The Lookout

January 28, 2012 5 Min Read

Review by: Fusion3600

Plot: What’s it about?

Chris Pratt (Joseph Gordon-Levitt) once had a bright future in front of him, but a car accident threw his life into a downward spiral. The accident caused some brain damage, leaving him unable to process his emotions and memories properly. Now he struggles to not only regain some semblance of a normal life, but to make it through each day. As he can’t go back to hockey, where he was a rising star, he takes what job he can, working as a janitor at a bank. When an old friend, Gary (Matthew Goode) returns into his life however, the depression lifts and Chris starts to be optimistic again. The two have fun together, enough that Chris feels like he is closer to normal, so he takes some risks. But when Gary reveals he has plans beyond just fun on the weekends, will Chris be pulled into his plot?

As I based my expectations on the film’s marketing campaign, I figured The Lookout would be a dark crime thriller. As it turns out, that is true to an extent, but by and large, this is more of a character driven drama. I have never been a fan of Joseph Gordon-Levitt, so when I found out he was the lead here, I didn’t have high hopes. His performance didn’t win me over, but it was a step above his standard, which is at least a step in the right direction. The role plays to his strengths and requires a good deal of silence, so he handles it well enough. The story is sharp at first, with well crafted characters that interact in realistic ways, then The Lookout shifts into another gear. I do think the film loses a step when it turns into a crime thriller of sorts, as it then relies on cliches and of course, twists. But it all comes back as the film wraps up the loose ends, so I won’t complain. The Lookout is no masterpiece, but its a solid watch and is a recommended rental.

Video: How does it look?

The Lookout is presented in 2.40:1 anamorphic widescreen. This is a great visual treatment from Miramax, as the print is very clean and the image has a lot of depth. The film’s natural color scheme is well presented, with bright and accurate hues throughout, while flesh tones remain natural at all times. The black levels are sharp and provide excellent contrast, so no detail is lost in this one. As I said, this is just a superb visual effort from Miramax.

Audio: How does it sound?

The soundtrack here is more than solid, but lacks the punch and presence I expected it to possess. The music sounds good, with ample depth, but aside from that, the surround presence is minimal. The rear channels spark in from time to time, but not too often and when they do, the result isn’t too memorable. This does not ruin the experience, but with such a tense, on edge film, I think a more active soundtrack would add to the experience. The dialogue is pretty smooth however, with no muffled or distorted vocals in the slightest. This disc also includes a French language track, as well as subtitles in French and Spanish.
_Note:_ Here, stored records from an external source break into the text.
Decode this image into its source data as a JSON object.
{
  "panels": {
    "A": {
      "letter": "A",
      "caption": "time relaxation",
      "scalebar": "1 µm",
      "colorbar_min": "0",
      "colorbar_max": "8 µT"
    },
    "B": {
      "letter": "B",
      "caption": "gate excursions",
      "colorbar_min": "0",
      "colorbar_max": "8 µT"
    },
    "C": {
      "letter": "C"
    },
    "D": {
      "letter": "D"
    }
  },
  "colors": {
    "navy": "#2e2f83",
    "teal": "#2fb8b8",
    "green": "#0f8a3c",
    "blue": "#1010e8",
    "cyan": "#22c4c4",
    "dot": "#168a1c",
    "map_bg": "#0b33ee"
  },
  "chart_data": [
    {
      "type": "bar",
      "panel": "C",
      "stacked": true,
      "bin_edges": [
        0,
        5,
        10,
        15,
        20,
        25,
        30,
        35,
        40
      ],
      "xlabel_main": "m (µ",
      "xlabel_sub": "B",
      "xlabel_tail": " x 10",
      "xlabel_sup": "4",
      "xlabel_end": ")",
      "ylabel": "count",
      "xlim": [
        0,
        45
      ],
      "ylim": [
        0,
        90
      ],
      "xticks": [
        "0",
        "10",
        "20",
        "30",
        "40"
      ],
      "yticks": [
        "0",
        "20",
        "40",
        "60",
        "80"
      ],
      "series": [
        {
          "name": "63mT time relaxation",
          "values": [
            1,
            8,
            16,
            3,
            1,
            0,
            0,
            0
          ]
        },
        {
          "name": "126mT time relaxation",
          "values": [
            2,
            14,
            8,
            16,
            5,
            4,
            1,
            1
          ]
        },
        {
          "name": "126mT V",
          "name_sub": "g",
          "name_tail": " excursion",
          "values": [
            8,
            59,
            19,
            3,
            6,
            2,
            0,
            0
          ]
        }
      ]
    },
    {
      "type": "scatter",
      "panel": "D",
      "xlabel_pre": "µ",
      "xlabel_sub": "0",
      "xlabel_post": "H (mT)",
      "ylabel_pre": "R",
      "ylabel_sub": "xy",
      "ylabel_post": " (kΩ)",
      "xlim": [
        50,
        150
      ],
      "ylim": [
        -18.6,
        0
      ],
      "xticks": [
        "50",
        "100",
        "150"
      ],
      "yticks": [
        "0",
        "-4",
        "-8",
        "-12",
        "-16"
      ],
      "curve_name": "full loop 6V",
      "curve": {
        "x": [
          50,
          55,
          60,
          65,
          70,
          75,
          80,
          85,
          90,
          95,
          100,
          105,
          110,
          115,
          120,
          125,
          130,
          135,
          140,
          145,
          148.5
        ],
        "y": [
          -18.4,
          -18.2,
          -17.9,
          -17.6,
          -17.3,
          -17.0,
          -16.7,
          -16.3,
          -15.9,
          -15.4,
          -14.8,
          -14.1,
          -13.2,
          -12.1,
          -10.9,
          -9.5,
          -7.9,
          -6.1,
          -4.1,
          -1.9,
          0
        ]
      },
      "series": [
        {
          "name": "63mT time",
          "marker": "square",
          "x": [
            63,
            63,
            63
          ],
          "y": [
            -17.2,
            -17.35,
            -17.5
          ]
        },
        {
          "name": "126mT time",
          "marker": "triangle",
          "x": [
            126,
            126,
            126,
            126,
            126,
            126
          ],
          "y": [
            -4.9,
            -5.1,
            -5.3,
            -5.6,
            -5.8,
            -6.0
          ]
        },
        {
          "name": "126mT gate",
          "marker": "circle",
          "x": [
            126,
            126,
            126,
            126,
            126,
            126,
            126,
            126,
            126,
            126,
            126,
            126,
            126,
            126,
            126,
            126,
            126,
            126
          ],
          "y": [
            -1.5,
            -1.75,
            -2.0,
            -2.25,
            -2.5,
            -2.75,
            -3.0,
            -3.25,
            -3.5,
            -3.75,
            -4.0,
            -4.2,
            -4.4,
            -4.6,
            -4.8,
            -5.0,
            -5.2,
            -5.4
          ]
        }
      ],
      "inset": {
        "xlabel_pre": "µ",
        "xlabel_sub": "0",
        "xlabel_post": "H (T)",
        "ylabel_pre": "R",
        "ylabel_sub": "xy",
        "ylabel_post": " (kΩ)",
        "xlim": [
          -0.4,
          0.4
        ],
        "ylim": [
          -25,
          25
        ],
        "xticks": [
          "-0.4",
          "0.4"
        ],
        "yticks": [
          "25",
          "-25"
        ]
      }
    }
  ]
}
Supplements: What are the extras?

This disc includes an audio commentary with director Scott Frank and director of photography Alar Kivilo, which proves to be a decent listen. Frank spends time on the writing process, the cast, and the actual production, while Kivilo is more technical, but still insightful. Not a constant stream of cinematic wisdom, but a solid track. There are also two featurettes, but both are brief and provide little worthwhile substance.